Dès 1889, de multiples variantes de ce chant s’étaient répandues parmi différents publics américains, dont beaucoup étaient très proches du Riqui Raca : « Bricka bracka firecracka, sis boom bah ! Rah rah rah ! » ou encore « Boom-a-racket, cheese-a-racket, sis boom ah ! Rah rah rah ! Tiger, tiger, tiger ! Sis, sis, sis ! Boom, boom, boom, ah ! Princeton ! » Difficile, en effet, d’ignorer les similitudes phonétiques entre « sis boom bah » et « sim bom ba », « rah rah rah » et « riá riá riá », ou encore « Bricka bracka » et « Riqui raca ».

Le voyage transatlantique par Cuba

Mais comment ce chant a-t-il traversé l’Atlantique pour arriver aux Canaries ? La clé, selon Prunell-Friend, est Cuba. Au début du XXe siècle, l’influence américaine sur le sport latino-américain a fait que les supporters de pays comme l’île caribéenne ont commencé à adopter ce type de chants et d’autres rituels sportifs pour encourager leurs équipes. C’est à partir de là qu’un supporter du Marino CF de Gran Canaria a ramené le chant aux îles après un long séjour de l’autre côté de l’Atlantique. « Riqui raca, zumba vaca, ¡rá rá rá!, ¡Marino, Marino!, ¡Aah! » a alors commencé à résonner parmi les joueurs de l’équipe, et le succès « fut immédiat », souligne Prunell.
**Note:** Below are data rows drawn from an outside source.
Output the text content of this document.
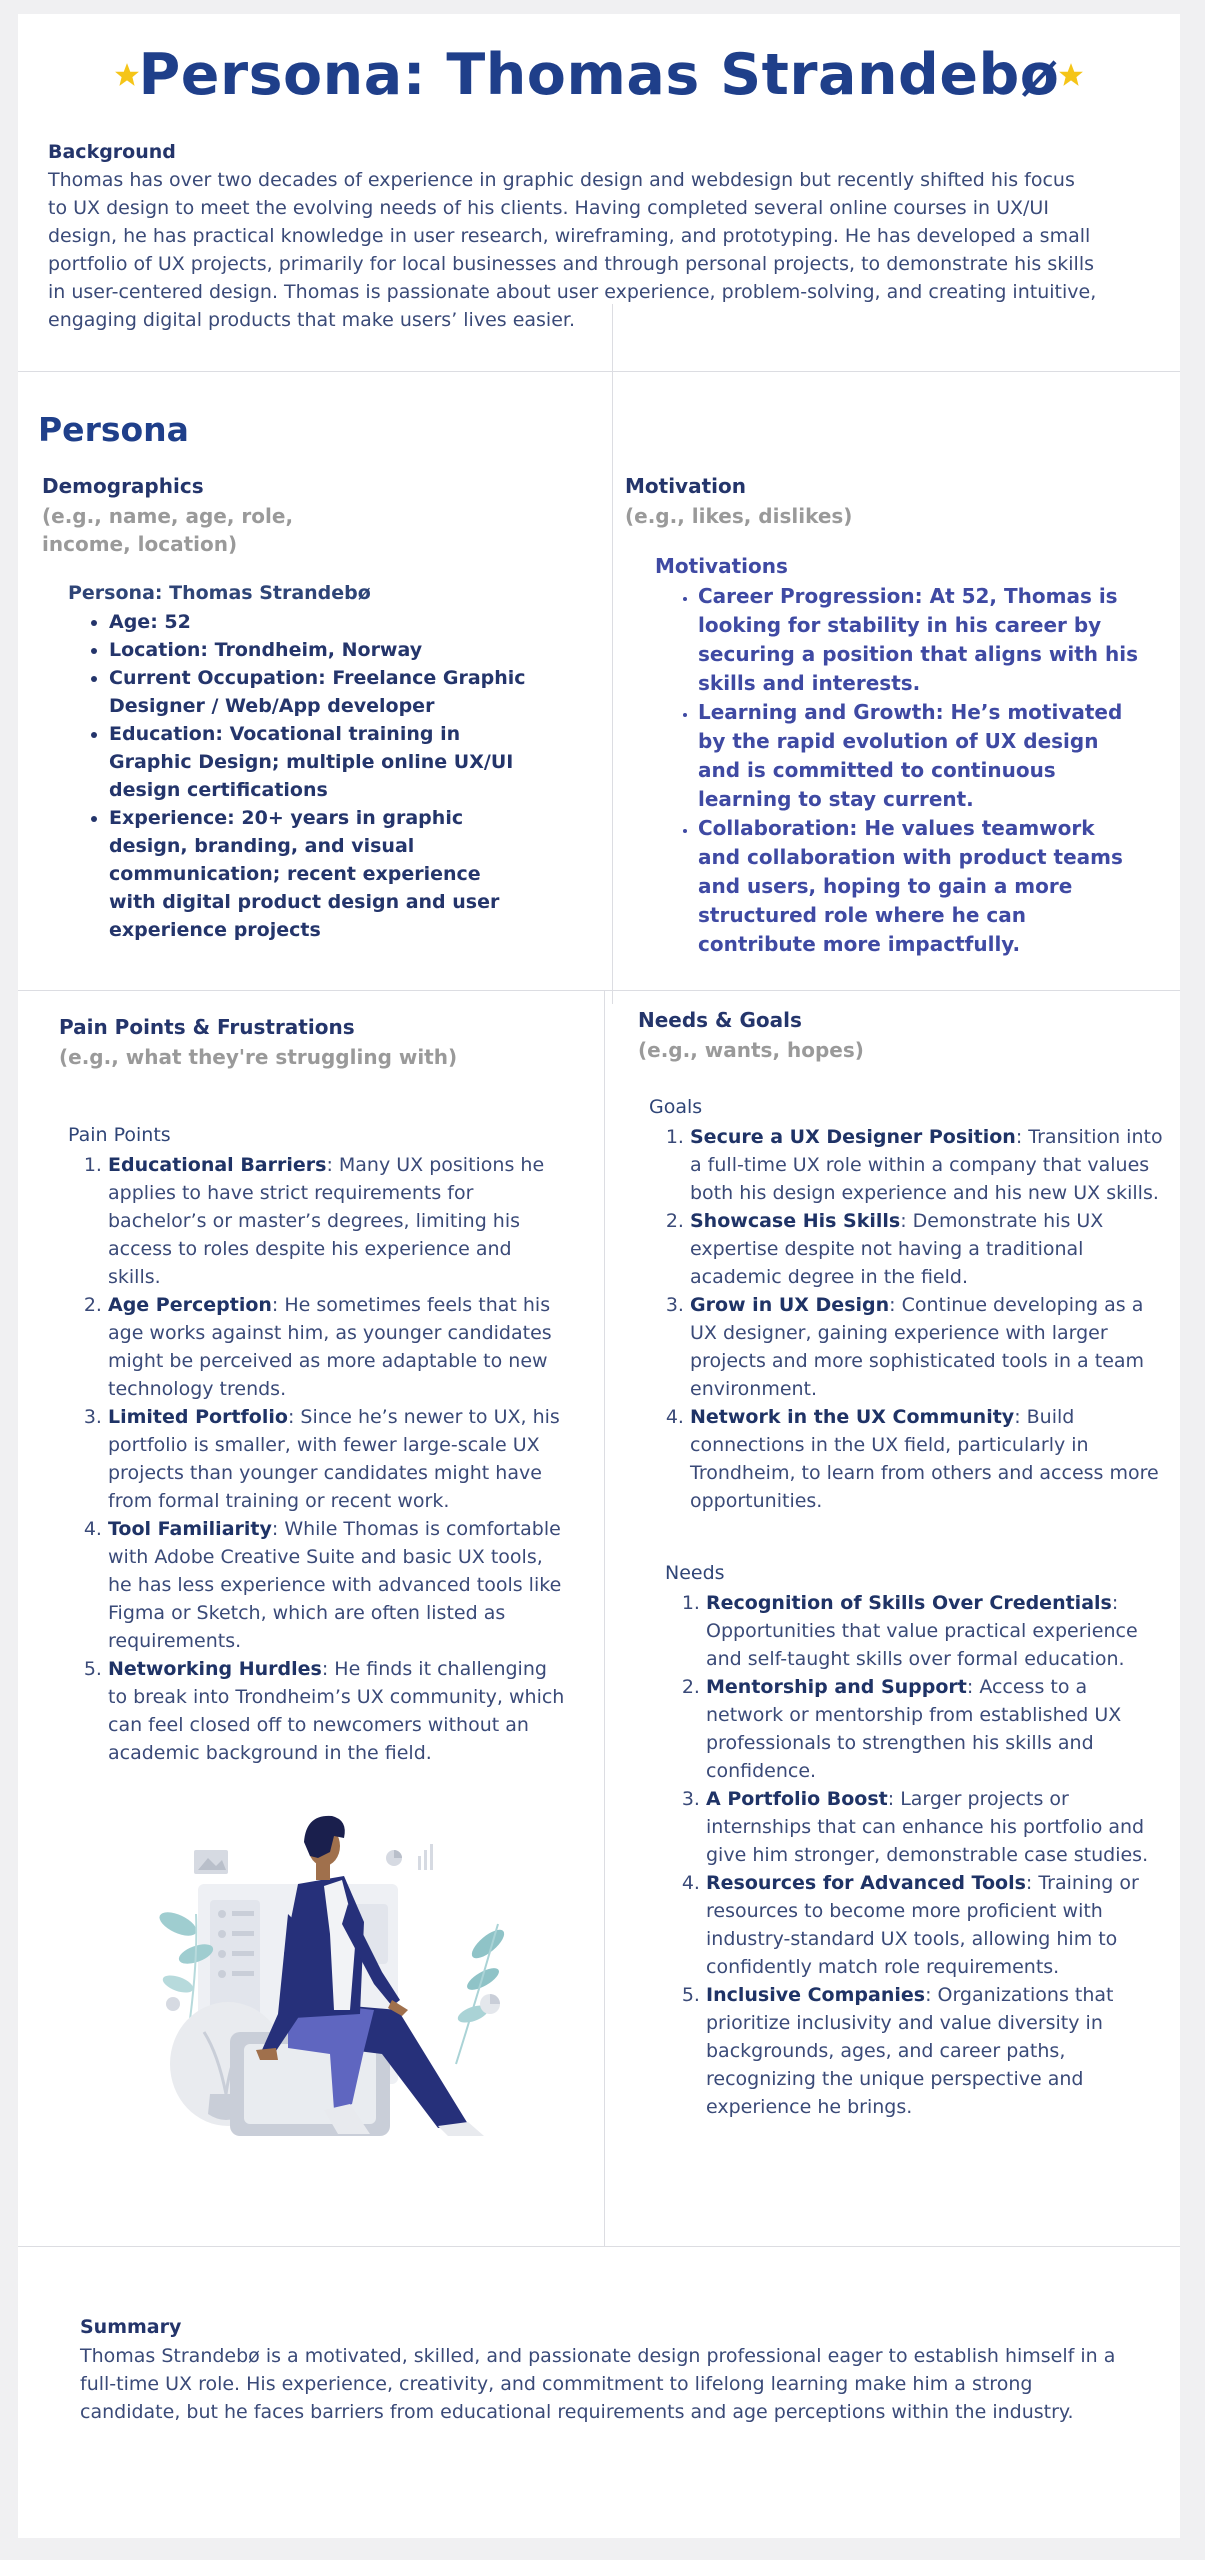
Persona: Thomas Strandebø
Background

Thomas has over two decades of experience in graphic design and webdesign but recently shifted his focus to UX design to meet the evolving needs of his clients. Having completed several online courses in UX/UI design, he has practical knowledge in user research, wireframing, and prototyping. He has developed a small portfolio of UX projects, primarily for local businesses and through personal projects, to demonstrate his skills in user-centered design. Thomas is passionate about user experience, problem-solving, and creating intuitive, engaging digital products that make users’ lives easier.

Persona
Demographics
(e.g., name, age, role,
income, location)
Persona: Thomas Strandebø
• Age: 52
• Location: Trondheim, Norway
• Current Occupation: Freelance Graphic Designer / Web/App developer
• Education: Vocational training in Graphic Design; multiple online UX/UI design certifications
• Experience: 20+ years in graphic design, branding, and visual communication; recent experience with digital product design and user experience projects
Motivation
(e.g., likes, dislikes)
Motivations
• Career Progression: At 52, Thomas is looking for stability in his career by securing a position that aligns with his skills and interests.
• Learning and Growth: He’s motivated by the rapid evolution of UX design and is committed to continuous learning to stay current.
• Collaboration: He values teamwork and collaboration with product teams and users, hoping to gain a more structured role where he can contribute more impactfully.
Pain Points & Frustrations
(e.g., what they're struggling with)
Pain Points
1. Educational Barriers: Many UX positions he applies to have strict requirements for bachelor’s or master’s degrees, limiting his access to roles despite his experience and skills.
2. Age Perception: He sometimes feels that his age works against him, as younger candidates might be perceived as more adaptable to new technology trends.
3. Limited Portfolio: Since he’s newer to UX, his portfolio is smaller, with fewer large-scale UX projects than younger candidates might have from formal training or recent work.
4. Tool Familiarity: While Thomas is comfortable with Adobe Creative Suite and basic UX tools, he has less experience with advanced tools like Figma or Sketch, which are often listed as requirements.
5. Networking Hurdles: He finds it challenging to break into Trondheim’s UX community, which can feel closed off to newcomers without an academic background in the field.
Needs & Goals
(e.g., wants, hopes)
Goals
1. Secure a UX Designer Position: Transition into a full-time UX role within a company that values both his design experience and his new UX skills.
2. Showcase His Skills: Demonstrate his UX expertise despite not having a traditional academic degree in the field.
3. Grow in UX Design: Continue developing as a UX designer, gaining experience with larger projects and more sophisticated tools in a team environment.
4. Network in the UX Community: Build connections in the UX field, particularly in Trondheim, to learn from others and access more opportunities.
Needs
1. Recognition of Skills Over Credentials: Opportunities that value practical experience and self-taught skills over formal education.
2. Mentorship and Support: Access to a network or mentorship from established UX professionals to strengthen his skills and confidence.
3. A Portfolio Boost: Larger projects or internships that can enhance his portfolio and give him stronger, demonstrable case studies.
4. Resources for Advanced Tools: Training or resources to become more proficient with industry-standard UX tools, allowing him to confidently match role requirements.
5. Inclusive Companies: Organizations that prioritize inclusivity and value diversity in backgrounds, ages, and career paths, recognizing the unique perspective and experience he brings.
Summary

Thomas Strandebø is a motivated, skilled, and passionate design professional eager to establish himself in a full-time UX role. His experience, creativity, and commitment to lifelong learning make him a strong candidate, but he faces barriers from educational requirements and age perceptions within the industry.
Paco Zuppo et l’adoption par le CD Tenerife

C’est finalement grâce à l’initiative de Paco Zuppo que le chant a pris sa forme définitive et s’est intégré aux rituels des supporters, faisant du Riqui Raca « le cri de guerre incontestable des supporters blanc et bleu », assure le philologue canarien. Cette théorie offre ainsi un nouvel éclairage sur l’origine du Riqui Raca, une vision qui semble mettre en évidence le poids et l’importance de la transmission orale dans la culture, tout en reflétant, plus en détail, la richesse et la diversité propre aux îles.

Une leçon sur la nécessité de vérifier les sources

C’est pourquoi Prunell rappelle l’importance de prendre du recul face à l’étymologie populaire : « On part de quelque chose qui nous semble familier, puis cela devient un lieu commun, tout le monde le tient pour acquis », alors que bien souvent, cela ne repose même pas sur une base grammaticalement correcte.